Grizzled old hands may have a large enough base of repeat customers to survive the cycles. But the same can't always be said of newer entrants into the field. For them, being caught without a backlog of customer referrals and repeat business can spell doom.

"I think the average age for Realtors is like 52 or 53, so I'm still relatively young," said 34-year-old Angie Miller Brees of ReMax Legends Group. "It seems like most people are in it for a long time or they tank after a couple of years. There's not a lot of in-between."

Once upon a time, Brees used to drum up business by keeping an eye out for people with For Sale By Owner signs in their yards, then persuading them to let her represent them. But those signs have disappeared because sellers from the outset realize they need all the help they can get.

Last year started out pretty well for Brees, but then November ushered in a quiet stretch that lasted until this April. It was enough to make her rethink her career path.

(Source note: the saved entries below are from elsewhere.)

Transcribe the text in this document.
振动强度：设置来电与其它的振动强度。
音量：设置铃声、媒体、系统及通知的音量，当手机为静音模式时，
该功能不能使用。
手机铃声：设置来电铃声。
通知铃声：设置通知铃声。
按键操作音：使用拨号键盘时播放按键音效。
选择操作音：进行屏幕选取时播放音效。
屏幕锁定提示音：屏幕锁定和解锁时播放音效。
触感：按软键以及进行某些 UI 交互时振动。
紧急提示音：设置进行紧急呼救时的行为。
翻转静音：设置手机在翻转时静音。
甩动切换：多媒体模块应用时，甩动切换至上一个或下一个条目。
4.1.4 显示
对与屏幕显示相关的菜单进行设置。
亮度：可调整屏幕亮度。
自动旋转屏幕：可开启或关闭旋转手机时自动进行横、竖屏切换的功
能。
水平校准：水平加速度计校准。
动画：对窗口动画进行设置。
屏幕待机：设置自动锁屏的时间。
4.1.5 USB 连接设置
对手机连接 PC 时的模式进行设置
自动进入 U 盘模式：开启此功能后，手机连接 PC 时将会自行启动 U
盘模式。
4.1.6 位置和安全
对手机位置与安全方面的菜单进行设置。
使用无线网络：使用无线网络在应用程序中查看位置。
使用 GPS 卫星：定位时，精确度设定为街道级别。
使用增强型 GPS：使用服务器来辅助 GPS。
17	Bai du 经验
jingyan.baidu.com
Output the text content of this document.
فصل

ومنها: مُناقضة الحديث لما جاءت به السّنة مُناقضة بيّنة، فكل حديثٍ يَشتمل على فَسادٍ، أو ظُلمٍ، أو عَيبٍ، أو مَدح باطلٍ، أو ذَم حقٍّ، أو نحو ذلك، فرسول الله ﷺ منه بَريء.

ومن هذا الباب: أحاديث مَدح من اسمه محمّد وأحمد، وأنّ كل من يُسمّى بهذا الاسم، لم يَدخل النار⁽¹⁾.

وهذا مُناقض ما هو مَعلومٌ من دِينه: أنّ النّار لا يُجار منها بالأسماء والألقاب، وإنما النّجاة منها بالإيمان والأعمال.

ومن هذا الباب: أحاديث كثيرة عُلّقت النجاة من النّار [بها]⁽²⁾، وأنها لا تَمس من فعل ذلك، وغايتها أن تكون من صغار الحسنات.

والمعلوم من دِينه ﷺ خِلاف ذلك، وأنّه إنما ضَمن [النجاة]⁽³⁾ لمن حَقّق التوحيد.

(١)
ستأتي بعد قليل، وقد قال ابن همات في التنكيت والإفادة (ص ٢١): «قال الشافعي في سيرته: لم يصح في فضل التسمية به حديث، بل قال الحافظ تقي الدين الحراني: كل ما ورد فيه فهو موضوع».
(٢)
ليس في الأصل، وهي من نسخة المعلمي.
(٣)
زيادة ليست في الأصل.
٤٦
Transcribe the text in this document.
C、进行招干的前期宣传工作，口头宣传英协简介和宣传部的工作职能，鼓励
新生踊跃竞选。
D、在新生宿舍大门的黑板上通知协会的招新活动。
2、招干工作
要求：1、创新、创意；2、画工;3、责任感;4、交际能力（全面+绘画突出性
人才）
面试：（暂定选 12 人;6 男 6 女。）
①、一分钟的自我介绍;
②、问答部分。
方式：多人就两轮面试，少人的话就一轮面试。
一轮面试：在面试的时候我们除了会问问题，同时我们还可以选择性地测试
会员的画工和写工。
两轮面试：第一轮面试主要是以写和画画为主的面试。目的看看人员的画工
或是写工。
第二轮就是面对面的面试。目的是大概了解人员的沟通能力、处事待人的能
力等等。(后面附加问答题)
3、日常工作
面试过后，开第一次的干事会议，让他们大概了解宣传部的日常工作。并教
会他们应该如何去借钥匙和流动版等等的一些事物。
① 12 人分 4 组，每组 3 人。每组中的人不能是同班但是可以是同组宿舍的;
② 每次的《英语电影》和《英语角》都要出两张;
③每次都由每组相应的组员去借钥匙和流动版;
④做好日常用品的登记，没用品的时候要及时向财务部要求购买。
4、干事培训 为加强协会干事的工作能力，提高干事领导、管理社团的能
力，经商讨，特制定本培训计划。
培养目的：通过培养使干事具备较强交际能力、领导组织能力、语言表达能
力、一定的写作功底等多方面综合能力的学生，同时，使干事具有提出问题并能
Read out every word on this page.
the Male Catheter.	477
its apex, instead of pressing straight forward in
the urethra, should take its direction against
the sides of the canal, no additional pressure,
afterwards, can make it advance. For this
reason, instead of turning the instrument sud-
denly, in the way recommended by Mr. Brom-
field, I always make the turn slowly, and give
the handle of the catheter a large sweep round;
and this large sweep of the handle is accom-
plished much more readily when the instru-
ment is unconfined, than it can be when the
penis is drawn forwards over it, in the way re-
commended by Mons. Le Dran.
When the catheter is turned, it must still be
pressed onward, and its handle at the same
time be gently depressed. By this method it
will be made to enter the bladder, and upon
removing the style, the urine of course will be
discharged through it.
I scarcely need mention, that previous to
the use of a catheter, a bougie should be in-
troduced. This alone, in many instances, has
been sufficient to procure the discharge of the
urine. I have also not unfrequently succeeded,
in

"I really did a reality check," she said. "Should I stick this out financially? I can't really see myself doing anything else, so I made the decision to stick it out. And on April 1, my phone started ringing again, and here we are.

"I'm having an OK year, not a record-setting year. If I were single and we didn't have a dual-income family, I don't know if I would do it."

These days, like most agents, she's living off of referrals and repeat business, which she's scrupulously cultivated during her brief career.

"That's the only thing that saves me," she said. "That's really what's keeping me going--knowing those people hopefully will call me again."

Still, experts point out that things could be worse. After all, in real estate the only thing as inevitable as the next downturn is the next upturn. You just have to make sure you're around to enjoy it.

"If you asked the average guy on the street, they'd think that everybody in the real estate business should be on the food line," Litten said.

The reality, Litten said, is that 52,000 to 54,000 people will be buying or selling homes this year in central Indiana--many with the help of Realtors.

"Now that's a lot of people. And to put that in perspective, during our best year ever it was 67,000. It is what it is. If you come in and work, you'll find people buying and selling real estate."

Just not quite as many as a few years ago.